10. Quel regard portez-vous sur la « Décroissance économique », ce concept théorisé entre autre et de façon brillante par Alain de Benoist dans son dernier ouvrage ?

Alain de Benoist est un penseur contemporain que j’admire sincèrement. C’est d’ailleurs le meilleur. Il a exerce une grande influence sur ma manière de penser et je partage donc son analyse complètement. Le monde moderne est fondé sur la base ontologique de l’économie. Mais quand les peuples réaliseront que le futile est pris pour absolu, alors le mensonge moderne deviendra manifeste. Cela se produit aujourd’hui.

Le principe même de la croissance contredit les lois de la réalité économique, la décroissance parait être la seule solution.

Le mythe de la croissance infinie entretient une illusion, cette illusion de la société marchande qui ne prolifère que par les simulacres. Jusqu’à quel point le spectacle est-il possible ? Je crois que nous entrons dans l’ère post-humaine. Nous avons besoin des cyborgs, d’automates, des clones qui pourraient être susceptibles d’accepter les chimères du capital sans critique ni méfiance.

L’homme est épuisé. Il ne croit plus aux narratifs des “démiurges” (J. Baudrillard), les créateurs des signes vides qui cherchent à cacher l’idée de la décroissance. Il faut donc l’échanger contre quelque chose de plus docile et plus manipulable. C’est dans ce sens que travaille la pensée des ingénieurs du monde global et de l’économie globale. J’ai récemment publié un livre qui traite de ces sujets : “La fin de l’économie”.


11. À quelles conditions serait-il possible qu’orthodoxie et chrétienté romaine surmontent leurs différends et se rassemblent dans une maison commune ?

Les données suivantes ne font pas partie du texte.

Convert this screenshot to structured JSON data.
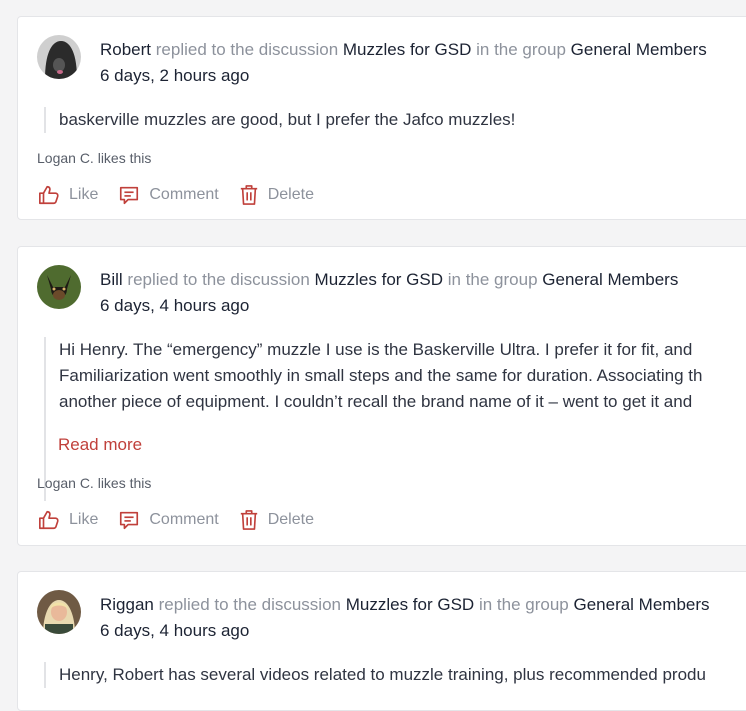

C’est impossible. Si cela se produit, nous perdrions nos identités respectives. Il faut rester soi-même. Nous les chrétiens orthodoxes, croyons représenter la véritable Chrétienté. Les catholiques pensent, au fond, exactement la même chose, et cela est parfaitement dans l’ordre des choses. Nous pouvons coexister en joignant nos efforts contre l’ennemi commun qui est le Diable, l’atlantisme et le monde moderne. Cela suffit déjà amplement.


12 . Dans la conclusion du manifeste d’Arctogaïa vous dites « Mais une heure viendra où nous les vaincrons. Cette victoire sera la victoire finale et ultime. » Sur quoi repose, Alexandre Douguine, votre certitude de la victoire finale ?

C’est une certitude ontologique et existentielle. La victoire du monde moderne et postmoderne n’est qu’une illusion. C’est quelque chose d’éphémère, il représente en soit l’apogée de l’éphémère, ce qui devient de plus en plus évident. Ceux qui se battent pour le Sujet Radical sont enracinés dans l’éternité. La seule victoire est la victoire qui nous met hors des temps, hors du changement. Et viendra le moment où le temps sera aboli. Je suis sûr que ce moment est très proche. C’est le Retour des Grands Temps dont a parlé le grand et méconnu Jean Parvulesco.